Tally of missing in Florida condo collapse falls to 128 after audit

People in hard hats work amid rubble.
Search efforts resumed Thursday at the collapse site in Surfside, Fla., after a pause due to concerns about the stability of the remaining structure.
(Mark Humphrey / Associated Press)

Authorities in Florida on Friday revised the count of people missing in the Surfside condominium collapse to 128 from 145, after eliminating duplicate names and noting that some who had been reported missing had turned up safe.

They also announced the recovery of four more bodies, including the 7-year-old daughter of a Miami firefighter. That raised the confirmed death toll to 22.

Miami-Dade County Mayor Daniella Levine Cava said that in some cases, detectives were able to contact people who had been reported as missing and found that members of their families were safe, too. That pushed the number of people who have been accounted for up to 188 and reduced the number of missing, she said. In other cases, English and Hebrew names had been offered for the same missing person, officials said.

“So this is very, very good news,” she said, adding that the numbers are expected to keep changing because detectives are continually reviewing the list and verifying reports.

The discovery of the remains of the 7-year-old girl — whom Miami Mayor Francis Suarez described as “a member of our fire family” — was especially hard on rescuers, Levine Cava said.


“It was truly different and more difficult for our first responders. These men and women are paying an enormous human toll each and every day, and I ask that all of you please keep them in your thoughts and prayers,” she said at a news conference.

A memorial in Surfside, Fla., has become a place to pay tribute to those who lived in the condominium that, without warning, fell in the middle of the night.

The mayor said she signed an emergency order to demolish the remaining part of the building once engineers have determined that it is safe to do so, and that demolition will proceed quickly. Officials previously said it would be weeks before the demolition could be scheduled.

No one has been found alive since the first hours after the June 24 collapse of the Champlain Towers South condominium.

During a meeting Friday with relatives of the missing, Miami-Dade Assistant Fire Chief Raide Jadallah said only one missing person has been heard during the search. A woman’s voice was detected until 10 or 11 a.m. on the morning of the collapse, which occurred around 1:30 a.m. Rescuers were unable to reach her, and no human sounds have been heard from within the rubble since.

Jadallah prepared the families of the missing for a possible suspension of the search if Hurricane Elsa — now in the eastern Caribbean — brings strong winds to South Florida that would make the work too dangerous to continue.

Some rescue workers who are staying in tents will be moved to cruise ships, where they can safely ride out a storm, Jadallah said. About 600 first responders will stay on the Royal Caribbean ship Explorer of the Seas, the cruise line said. The ship, which can accommodate more than 3,000 passengers, began housing rescue teams Thursday and likely will continue to do so for the next month.

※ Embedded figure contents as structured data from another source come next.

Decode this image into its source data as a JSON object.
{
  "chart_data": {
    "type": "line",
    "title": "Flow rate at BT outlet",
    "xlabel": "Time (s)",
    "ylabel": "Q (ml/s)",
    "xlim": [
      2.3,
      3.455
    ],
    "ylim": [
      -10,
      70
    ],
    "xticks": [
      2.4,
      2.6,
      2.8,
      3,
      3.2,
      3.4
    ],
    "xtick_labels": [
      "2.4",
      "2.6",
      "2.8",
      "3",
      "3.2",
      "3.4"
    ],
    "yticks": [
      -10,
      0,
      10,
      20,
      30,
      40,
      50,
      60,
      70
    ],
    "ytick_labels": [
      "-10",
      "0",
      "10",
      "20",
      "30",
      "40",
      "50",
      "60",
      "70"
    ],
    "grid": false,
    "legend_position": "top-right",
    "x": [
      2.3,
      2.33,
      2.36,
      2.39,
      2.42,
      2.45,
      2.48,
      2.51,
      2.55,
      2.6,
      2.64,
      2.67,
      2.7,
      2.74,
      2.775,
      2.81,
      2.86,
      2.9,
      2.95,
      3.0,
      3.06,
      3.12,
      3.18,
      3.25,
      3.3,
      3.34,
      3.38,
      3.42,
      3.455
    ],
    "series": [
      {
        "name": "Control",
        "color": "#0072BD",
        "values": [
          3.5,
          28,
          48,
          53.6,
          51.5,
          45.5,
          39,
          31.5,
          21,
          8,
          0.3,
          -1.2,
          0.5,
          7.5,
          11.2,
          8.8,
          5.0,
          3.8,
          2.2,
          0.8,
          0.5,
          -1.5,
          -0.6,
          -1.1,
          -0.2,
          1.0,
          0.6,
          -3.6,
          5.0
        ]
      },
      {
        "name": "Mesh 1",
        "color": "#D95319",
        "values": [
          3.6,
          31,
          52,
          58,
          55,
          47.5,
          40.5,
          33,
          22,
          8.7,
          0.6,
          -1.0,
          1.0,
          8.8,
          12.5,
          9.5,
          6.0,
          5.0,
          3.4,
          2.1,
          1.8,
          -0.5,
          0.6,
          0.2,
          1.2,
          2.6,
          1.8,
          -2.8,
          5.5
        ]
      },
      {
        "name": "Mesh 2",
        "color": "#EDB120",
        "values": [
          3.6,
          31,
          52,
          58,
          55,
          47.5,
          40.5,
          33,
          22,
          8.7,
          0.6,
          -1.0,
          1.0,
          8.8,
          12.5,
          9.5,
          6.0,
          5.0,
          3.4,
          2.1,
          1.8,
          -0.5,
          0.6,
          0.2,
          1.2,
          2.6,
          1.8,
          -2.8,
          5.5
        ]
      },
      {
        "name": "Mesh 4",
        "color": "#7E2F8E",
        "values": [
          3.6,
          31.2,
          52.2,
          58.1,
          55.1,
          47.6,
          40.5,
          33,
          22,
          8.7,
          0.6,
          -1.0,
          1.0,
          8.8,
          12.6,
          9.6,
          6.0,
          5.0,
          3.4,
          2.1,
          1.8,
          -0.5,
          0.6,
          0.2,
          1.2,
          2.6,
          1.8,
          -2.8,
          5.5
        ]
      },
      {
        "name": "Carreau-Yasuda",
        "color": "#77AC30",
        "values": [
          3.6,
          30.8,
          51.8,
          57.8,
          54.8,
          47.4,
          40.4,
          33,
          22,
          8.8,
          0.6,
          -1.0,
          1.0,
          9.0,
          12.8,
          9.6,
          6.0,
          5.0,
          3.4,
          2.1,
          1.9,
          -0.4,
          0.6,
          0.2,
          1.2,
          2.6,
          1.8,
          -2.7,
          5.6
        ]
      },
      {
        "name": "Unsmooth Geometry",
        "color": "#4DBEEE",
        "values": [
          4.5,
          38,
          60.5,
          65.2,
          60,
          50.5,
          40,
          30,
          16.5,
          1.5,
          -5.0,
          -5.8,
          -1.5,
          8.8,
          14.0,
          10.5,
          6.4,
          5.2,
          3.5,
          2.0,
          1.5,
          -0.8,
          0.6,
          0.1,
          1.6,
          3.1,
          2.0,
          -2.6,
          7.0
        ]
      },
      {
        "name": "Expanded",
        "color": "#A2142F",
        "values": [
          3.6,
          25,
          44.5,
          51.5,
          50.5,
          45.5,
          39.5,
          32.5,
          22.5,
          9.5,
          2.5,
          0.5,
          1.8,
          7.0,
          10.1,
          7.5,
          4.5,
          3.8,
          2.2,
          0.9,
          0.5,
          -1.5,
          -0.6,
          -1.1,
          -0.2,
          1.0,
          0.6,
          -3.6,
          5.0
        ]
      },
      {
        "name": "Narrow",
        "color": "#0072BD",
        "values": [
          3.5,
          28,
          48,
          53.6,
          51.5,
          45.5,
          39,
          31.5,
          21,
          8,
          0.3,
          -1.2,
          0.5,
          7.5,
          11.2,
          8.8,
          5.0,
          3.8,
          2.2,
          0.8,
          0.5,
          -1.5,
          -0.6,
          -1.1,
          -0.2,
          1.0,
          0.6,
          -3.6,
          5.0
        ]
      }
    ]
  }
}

Friday’s announcements came the day after concerns about the structure’s instability prompted a 15-hour halt to the search for survivors. Crews noticed widening cracks and up to a foot of movement in a large column.

The president and first lady flew to Florida to meet with first responders and families of those killed or still missing in the condo collapse last week.

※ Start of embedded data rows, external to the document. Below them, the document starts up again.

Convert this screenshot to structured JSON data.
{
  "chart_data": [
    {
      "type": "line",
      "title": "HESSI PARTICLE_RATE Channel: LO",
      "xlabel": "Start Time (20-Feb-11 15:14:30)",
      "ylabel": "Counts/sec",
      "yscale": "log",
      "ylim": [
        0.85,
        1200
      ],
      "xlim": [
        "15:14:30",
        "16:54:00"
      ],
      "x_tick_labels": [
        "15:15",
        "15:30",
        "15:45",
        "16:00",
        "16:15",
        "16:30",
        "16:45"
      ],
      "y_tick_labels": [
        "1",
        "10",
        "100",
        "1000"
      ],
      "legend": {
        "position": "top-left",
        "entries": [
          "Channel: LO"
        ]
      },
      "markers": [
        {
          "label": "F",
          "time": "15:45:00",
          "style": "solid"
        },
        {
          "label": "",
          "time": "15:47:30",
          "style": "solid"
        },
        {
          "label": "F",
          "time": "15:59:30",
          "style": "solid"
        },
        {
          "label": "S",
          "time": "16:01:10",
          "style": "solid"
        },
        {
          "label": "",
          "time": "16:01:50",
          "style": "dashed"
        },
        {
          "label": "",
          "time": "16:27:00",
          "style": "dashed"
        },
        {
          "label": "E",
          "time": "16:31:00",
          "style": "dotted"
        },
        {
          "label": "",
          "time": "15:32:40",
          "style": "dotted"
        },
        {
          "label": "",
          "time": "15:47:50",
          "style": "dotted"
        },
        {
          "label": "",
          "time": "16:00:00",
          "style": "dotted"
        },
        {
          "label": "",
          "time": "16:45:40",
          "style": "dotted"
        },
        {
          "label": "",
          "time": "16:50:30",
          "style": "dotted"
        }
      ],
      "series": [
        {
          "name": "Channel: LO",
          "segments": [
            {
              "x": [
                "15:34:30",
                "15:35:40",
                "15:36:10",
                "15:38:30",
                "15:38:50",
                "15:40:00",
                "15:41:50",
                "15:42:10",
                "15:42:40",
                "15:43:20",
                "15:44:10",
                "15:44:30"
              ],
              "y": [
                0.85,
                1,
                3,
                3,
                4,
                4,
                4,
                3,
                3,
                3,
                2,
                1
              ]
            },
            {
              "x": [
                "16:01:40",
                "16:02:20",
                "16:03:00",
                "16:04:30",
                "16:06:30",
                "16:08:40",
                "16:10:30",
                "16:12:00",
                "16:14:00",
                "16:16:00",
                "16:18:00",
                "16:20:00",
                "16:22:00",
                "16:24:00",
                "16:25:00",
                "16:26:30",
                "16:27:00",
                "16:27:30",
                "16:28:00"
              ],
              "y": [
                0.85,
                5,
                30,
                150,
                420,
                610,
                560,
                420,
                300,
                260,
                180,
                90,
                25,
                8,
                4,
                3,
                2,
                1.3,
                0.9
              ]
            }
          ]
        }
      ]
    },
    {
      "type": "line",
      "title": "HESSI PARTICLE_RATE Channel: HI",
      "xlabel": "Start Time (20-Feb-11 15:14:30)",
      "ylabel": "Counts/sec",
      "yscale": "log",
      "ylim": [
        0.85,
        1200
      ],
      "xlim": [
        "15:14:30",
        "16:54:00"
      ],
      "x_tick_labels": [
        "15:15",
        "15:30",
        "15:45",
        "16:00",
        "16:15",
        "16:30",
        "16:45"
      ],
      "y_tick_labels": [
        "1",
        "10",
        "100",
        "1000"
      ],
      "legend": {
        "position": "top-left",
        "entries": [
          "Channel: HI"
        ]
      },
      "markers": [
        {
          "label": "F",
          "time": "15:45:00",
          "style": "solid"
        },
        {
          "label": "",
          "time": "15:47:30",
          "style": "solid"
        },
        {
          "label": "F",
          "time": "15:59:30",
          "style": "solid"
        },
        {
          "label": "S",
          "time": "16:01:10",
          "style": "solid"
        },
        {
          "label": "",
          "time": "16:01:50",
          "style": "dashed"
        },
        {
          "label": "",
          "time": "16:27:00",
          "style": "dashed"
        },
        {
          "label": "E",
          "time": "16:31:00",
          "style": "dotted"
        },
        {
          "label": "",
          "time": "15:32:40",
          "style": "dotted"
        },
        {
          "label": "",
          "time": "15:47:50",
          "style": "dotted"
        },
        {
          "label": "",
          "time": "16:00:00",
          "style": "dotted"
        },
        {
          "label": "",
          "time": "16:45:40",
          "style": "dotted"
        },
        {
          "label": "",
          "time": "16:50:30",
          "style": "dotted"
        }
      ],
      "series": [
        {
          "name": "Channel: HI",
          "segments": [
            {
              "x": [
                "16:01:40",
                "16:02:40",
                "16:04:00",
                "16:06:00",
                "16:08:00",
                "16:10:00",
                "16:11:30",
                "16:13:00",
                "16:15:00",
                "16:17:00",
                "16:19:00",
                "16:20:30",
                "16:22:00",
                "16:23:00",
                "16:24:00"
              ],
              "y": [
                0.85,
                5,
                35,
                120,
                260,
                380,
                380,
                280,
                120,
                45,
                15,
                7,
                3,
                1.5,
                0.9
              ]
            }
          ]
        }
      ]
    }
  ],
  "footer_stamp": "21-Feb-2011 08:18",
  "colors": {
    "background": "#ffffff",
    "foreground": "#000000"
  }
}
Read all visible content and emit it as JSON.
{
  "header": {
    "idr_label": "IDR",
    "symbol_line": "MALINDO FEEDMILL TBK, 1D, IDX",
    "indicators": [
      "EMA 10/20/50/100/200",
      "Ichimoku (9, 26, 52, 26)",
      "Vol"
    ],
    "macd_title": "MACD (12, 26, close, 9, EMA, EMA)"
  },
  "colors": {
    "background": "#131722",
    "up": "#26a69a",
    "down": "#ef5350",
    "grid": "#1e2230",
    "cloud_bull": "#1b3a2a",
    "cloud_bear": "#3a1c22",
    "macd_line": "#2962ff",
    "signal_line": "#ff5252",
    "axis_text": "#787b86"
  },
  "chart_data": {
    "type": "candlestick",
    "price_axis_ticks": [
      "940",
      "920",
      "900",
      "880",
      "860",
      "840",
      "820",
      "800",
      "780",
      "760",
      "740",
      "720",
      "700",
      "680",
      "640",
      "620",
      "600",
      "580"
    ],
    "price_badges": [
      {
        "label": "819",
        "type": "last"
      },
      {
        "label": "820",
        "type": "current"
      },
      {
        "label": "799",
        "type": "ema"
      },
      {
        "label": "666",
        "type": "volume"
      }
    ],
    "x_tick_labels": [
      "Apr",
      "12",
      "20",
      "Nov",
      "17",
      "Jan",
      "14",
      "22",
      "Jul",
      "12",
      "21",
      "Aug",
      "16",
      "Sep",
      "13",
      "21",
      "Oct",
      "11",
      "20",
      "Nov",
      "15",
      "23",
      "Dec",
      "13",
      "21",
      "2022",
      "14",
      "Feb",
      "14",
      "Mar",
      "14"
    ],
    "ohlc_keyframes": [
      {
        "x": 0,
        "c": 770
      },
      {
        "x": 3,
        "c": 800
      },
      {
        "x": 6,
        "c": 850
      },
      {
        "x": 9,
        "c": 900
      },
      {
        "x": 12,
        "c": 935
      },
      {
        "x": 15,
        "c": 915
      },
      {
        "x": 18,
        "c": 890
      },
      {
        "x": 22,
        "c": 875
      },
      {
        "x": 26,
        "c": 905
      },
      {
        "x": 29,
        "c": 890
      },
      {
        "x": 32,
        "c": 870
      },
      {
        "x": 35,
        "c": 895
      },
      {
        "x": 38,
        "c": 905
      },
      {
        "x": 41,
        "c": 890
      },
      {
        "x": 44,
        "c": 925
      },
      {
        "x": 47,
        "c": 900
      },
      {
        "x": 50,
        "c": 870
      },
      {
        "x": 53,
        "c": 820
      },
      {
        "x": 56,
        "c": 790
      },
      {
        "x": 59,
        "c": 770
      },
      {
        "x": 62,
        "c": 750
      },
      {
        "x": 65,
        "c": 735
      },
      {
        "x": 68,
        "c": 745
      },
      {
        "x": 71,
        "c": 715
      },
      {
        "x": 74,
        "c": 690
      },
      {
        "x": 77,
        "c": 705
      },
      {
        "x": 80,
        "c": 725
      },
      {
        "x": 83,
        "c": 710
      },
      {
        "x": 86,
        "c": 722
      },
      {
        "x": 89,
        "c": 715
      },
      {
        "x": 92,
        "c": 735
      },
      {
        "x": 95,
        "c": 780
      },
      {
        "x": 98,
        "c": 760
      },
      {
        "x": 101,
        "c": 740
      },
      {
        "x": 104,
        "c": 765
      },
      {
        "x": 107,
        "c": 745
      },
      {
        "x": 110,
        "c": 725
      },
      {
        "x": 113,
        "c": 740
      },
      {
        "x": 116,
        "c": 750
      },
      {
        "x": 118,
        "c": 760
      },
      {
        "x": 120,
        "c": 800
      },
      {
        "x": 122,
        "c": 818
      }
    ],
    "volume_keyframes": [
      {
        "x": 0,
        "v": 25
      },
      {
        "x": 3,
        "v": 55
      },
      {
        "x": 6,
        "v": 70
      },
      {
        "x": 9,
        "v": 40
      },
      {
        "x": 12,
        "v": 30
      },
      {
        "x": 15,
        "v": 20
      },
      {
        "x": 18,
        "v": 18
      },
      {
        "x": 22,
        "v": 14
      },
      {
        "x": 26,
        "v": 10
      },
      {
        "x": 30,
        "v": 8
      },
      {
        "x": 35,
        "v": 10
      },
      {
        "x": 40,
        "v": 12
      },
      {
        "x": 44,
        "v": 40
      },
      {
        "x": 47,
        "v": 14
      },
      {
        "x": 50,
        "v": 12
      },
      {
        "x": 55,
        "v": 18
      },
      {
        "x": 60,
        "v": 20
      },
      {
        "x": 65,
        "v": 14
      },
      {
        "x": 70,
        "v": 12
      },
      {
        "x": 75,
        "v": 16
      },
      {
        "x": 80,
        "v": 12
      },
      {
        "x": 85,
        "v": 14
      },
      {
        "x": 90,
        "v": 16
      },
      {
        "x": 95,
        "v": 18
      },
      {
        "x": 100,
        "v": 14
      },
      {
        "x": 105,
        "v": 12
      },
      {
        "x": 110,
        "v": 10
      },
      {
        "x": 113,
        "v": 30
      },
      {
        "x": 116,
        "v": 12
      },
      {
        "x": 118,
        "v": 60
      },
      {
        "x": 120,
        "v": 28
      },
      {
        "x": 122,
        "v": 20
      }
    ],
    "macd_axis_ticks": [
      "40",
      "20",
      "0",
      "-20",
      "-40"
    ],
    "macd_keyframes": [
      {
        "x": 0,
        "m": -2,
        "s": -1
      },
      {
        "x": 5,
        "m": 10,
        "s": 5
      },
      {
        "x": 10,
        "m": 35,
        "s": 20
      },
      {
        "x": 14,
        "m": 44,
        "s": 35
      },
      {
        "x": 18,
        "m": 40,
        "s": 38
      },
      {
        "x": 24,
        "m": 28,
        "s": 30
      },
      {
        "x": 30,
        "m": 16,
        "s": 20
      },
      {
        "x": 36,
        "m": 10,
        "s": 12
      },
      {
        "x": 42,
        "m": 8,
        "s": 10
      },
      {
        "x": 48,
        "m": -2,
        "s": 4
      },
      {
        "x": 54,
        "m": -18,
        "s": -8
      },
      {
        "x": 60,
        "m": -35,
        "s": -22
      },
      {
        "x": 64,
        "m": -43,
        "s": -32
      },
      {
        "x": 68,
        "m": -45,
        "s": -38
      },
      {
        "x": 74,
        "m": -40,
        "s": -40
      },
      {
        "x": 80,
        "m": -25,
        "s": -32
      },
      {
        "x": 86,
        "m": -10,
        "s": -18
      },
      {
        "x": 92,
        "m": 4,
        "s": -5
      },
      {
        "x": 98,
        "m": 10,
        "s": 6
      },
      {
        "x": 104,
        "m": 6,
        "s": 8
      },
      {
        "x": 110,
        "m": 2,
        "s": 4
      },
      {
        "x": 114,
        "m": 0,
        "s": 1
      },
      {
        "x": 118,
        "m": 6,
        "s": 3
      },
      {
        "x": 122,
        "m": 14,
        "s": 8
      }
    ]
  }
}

The cause of the collapse is under investigation. A 2018 engineering report found that the building’s ground-floor pool deck was resting on a concrete slab that had “major structural damage” and needed extensive repairs. The report also found “abundant cracking” of concrete columns, beams and walls in the parking garage.

Just two months before the building came down, the president of its board wrote a letter to residents saying that structural problems identified in the 2018 inspection had “gotten significantly worse” and that major repairs would cost at least $15.5 million. With bids for the work pending, the building suddenly collapsed.